Zendesk is going through a positive transformation to make our products more resilient and reliable. In order to do that, we need to make sure we’re accurately monitoring and observing the behavior of our services, infrastructure, and overall ecosystem. That’s where you come in! We need you to standardize and implement how observability and monitoring is done at Zendesk. Then work with teams to adopt these standards while baking them into tooling for plug and play goodness. The SRE organization is relatively new at Zendesk so it’s an exciting time to join and put your fingerprint on reliability engineering at Zendesk. You will have huge impact in the success of Zendesk by helping raise everyone’s observability and monitoring bar through self-service tooling and bootstrapping teams to empower successful ownership of their services.
What you'll get to do everyday:
Design, develop, evolve, and be responsible for the observability vision and framework at Zendesk
Provide and institute proven practices around observability and instrumentation
Build necessary tooling to lower the barrier of entrance for engineering teams to plug in and enjoy the benefits of observability
Work with teams to identify their SLIs and provide measurements against their SLOs
Provide guidance to engineering teams on how to leverage observability and proactively resolve issues before they become incidents
Build, deploy, and provide production support for any services you own
Analyze the shortcomings of existing systems and propose alternatives
Chip in on other reliability initiatives like production readiness, code delivery, architectural and software design discussions
Characteristics and Proclivities:
Curiosity for the unknown and not stopping until you have a solid understanding
Passionate about automating manual tasks and processes
Do you equally value empathy, communication, and technical skills?

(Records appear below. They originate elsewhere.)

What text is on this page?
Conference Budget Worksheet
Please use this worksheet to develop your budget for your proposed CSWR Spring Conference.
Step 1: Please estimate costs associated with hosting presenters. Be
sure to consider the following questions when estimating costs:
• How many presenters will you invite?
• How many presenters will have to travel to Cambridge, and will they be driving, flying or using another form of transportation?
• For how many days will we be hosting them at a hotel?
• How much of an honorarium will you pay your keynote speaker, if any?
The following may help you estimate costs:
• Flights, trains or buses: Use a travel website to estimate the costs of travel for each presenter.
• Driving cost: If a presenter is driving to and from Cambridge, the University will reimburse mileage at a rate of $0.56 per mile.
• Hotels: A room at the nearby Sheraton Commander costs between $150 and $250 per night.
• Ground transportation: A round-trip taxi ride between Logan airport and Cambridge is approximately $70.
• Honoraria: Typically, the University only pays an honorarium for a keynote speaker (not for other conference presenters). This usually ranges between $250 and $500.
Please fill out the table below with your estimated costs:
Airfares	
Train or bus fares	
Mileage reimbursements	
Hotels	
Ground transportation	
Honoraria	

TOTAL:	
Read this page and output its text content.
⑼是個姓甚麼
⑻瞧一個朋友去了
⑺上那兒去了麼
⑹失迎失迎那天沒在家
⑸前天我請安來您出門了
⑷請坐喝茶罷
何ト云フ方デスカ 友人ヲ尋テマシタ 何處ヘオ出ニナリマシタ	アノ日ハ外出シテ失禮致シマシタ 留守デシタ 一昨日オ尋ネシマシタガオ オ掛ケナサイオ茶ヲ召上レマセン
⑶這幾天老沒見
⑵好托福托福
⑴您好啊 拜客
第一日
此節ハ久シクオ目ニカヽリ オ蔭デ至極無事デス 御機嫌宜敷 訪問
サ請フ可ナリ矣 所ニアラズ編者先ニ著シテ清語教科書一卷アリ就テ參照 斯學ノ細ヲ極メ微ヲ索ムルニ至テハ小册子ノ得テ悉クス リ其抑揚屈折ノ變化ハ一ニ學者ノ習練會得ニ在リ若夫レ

Do you care deeply about observability and know how and when to make trade-offs?
Are you laser focused on the needs of internal and external customers?

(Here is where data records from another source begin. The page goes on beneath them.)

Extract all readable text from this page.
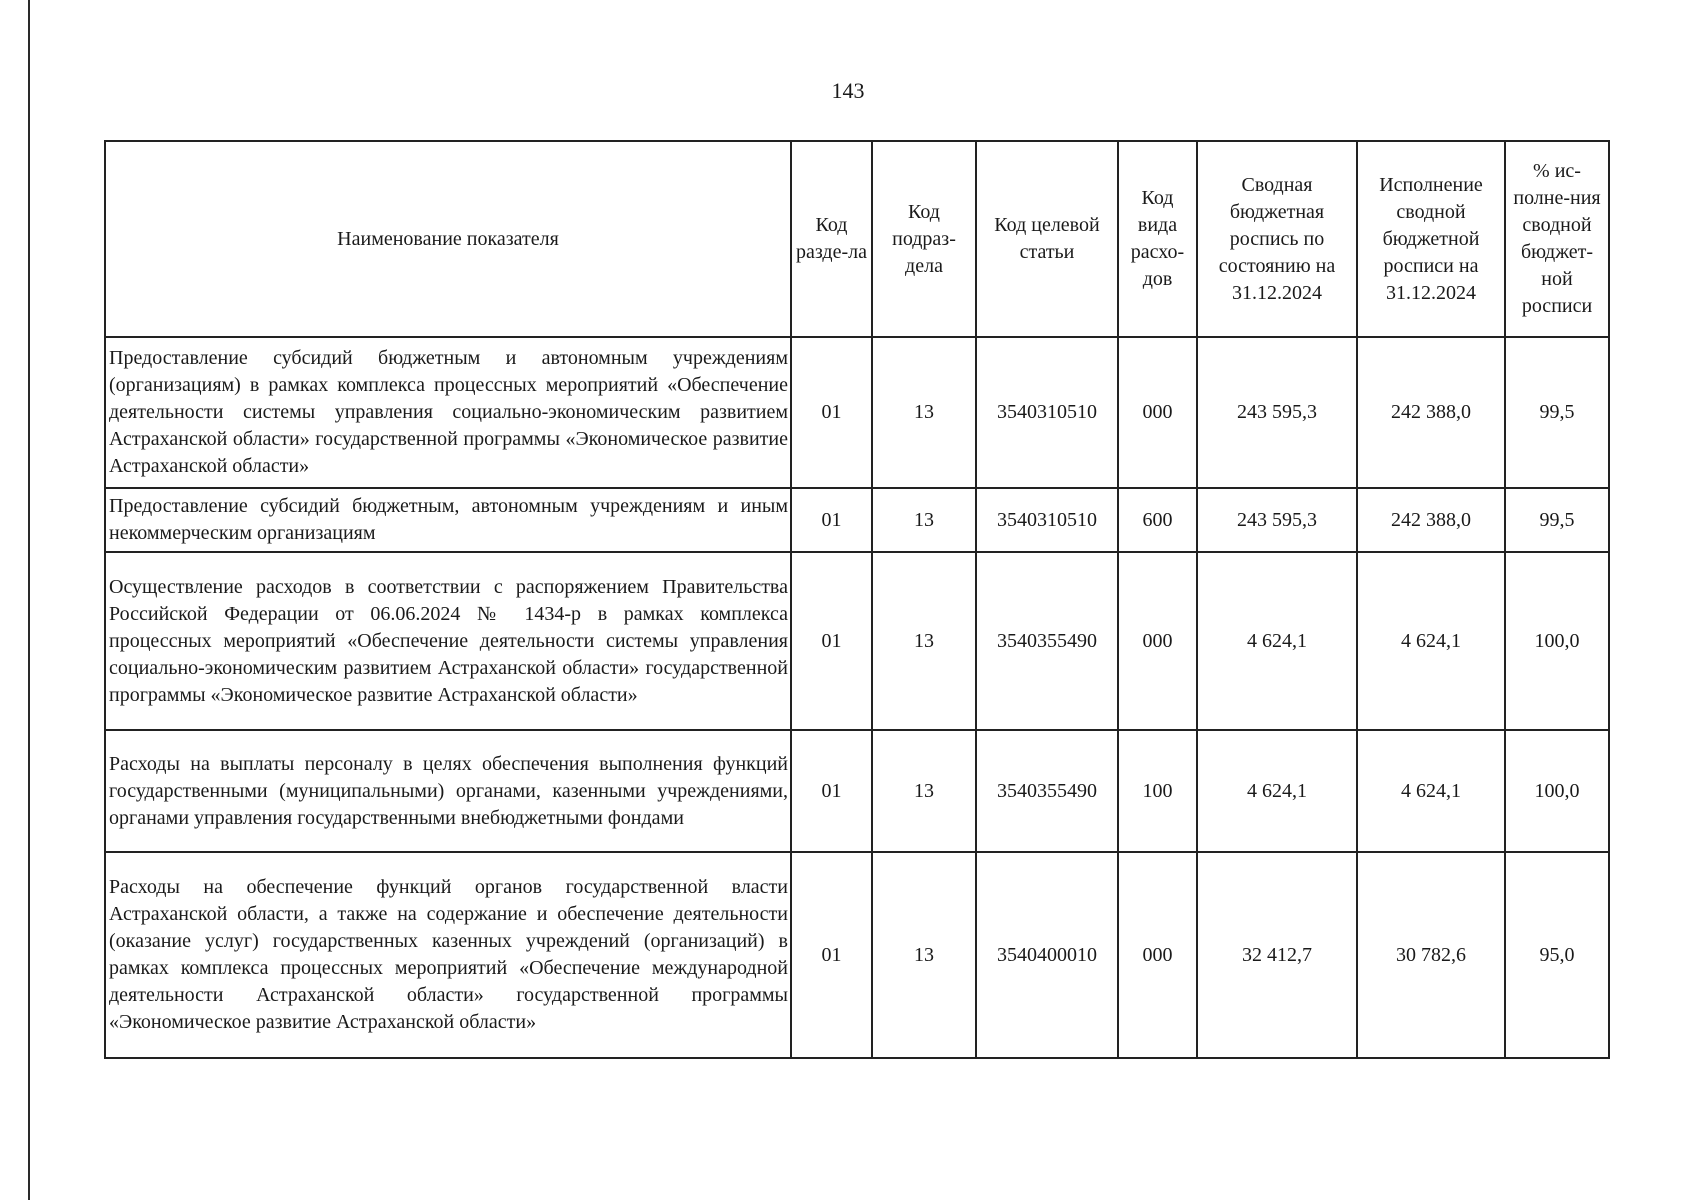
143
Наименование показателя	Код разде-ла	Код подраз-дела	Код целевой статьи	Код вида расхо-дов	Сводная бюджетная роспись по состоянию на 31.12.2024	Исполнение сводной бюджетной росписи на 31.12.2024	% ис-полне-ния сводной бюджет-ной росписи
Предоставление субсидий бюджетным и автономным учреждениям (организациям) в рамках комплекса процессных мероприятий «Обеспечение деятельности системы управления социально-экономическим развитием Астраханской области» государственной программы «Экономическое развитие Астраханской области»	01	13	3540310510	000	243 595,3	242 388,0	99,5
Предоставление субсидий бюджетным, автономным учреждениям и иным некоммерческим организациям	01	13	3540310510	600	243 595,3	242 388,0	99,5
Осуществление расходов в соответствии с распоряжением Правительства Российской Федерации от 06.06.2024 № 1434-р в рамках комплекса процессных мероприятий «Обеспечение деятельности системы управления социально-экономическим развитием Астраханской области» государственной программы «Экономическое развитие Астраханской области»	01	13	3540355490	000	4 624,1	4 624,1	100,0
Расходы на выплаты персоналу в целях обеспечения выполнения функций государственными (муниципальными) органами, казенными учреждениями, органами управления государственными внебюджетными фондами	01	13	3540355490	100	4 624,1	4 624,1	100,0
Расходы на обеспечение функций органов государственной власти Астраханской области, а также на содержание и обеспечение деятельности (оказание услуг) государственных казенных учреждений (организаций) в рамках комплекса процессных мероприятий «Обеспечение международной деятельности Астраханской области» государственной программы «Экономическое развитие Астраханской области»	01	13	3540400010	000	32 412,7	30 782,6	95,0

Do you feel great satisfaction from helping and empowering others?
7+ years experience in a SWE and/or SRE role
Experience with observability of distributed systems running in Kubernetes on AWS
Proficient in Ruby, Scala, Python, and/or Go
Experience architecting, improving, and operating large scale distributed systems
Experience building for and supporting a polyglot programming and datastore environment
A proven track record of driving cross-functional initiatives to completion
Can debug complex problems across the whole stack
Experience with Datadog, New Relic, PagerDuty, and ELK
Successfully worked with teams distributed around the globe
Deep understanding of Linux system internals and analytical tools
Zendesk builds software for better customer relationships. It empowers organizations to improve customer engagement and better understand their customers. Zendesk products are easy to use and implement. They give organizations the flexibility to move quickly, focus on innovation, and scale with their growth. Based in San Francisco, Zendesk has operations in the United States, Europe, Asia, Australia, and South America. Learn more at www.zendesk.com.
Interested in knowing what we do in the community? Check out the Zendesk Neighbor Foundation to learn more about how we engage with, and provide support to, our local communities.
Individuals seeking employment at Zendesk are considered without regards to race, color, religion, national origin, age, sex, marital status, ancestry, physical or mental disability, veteran status, or sexual orientation.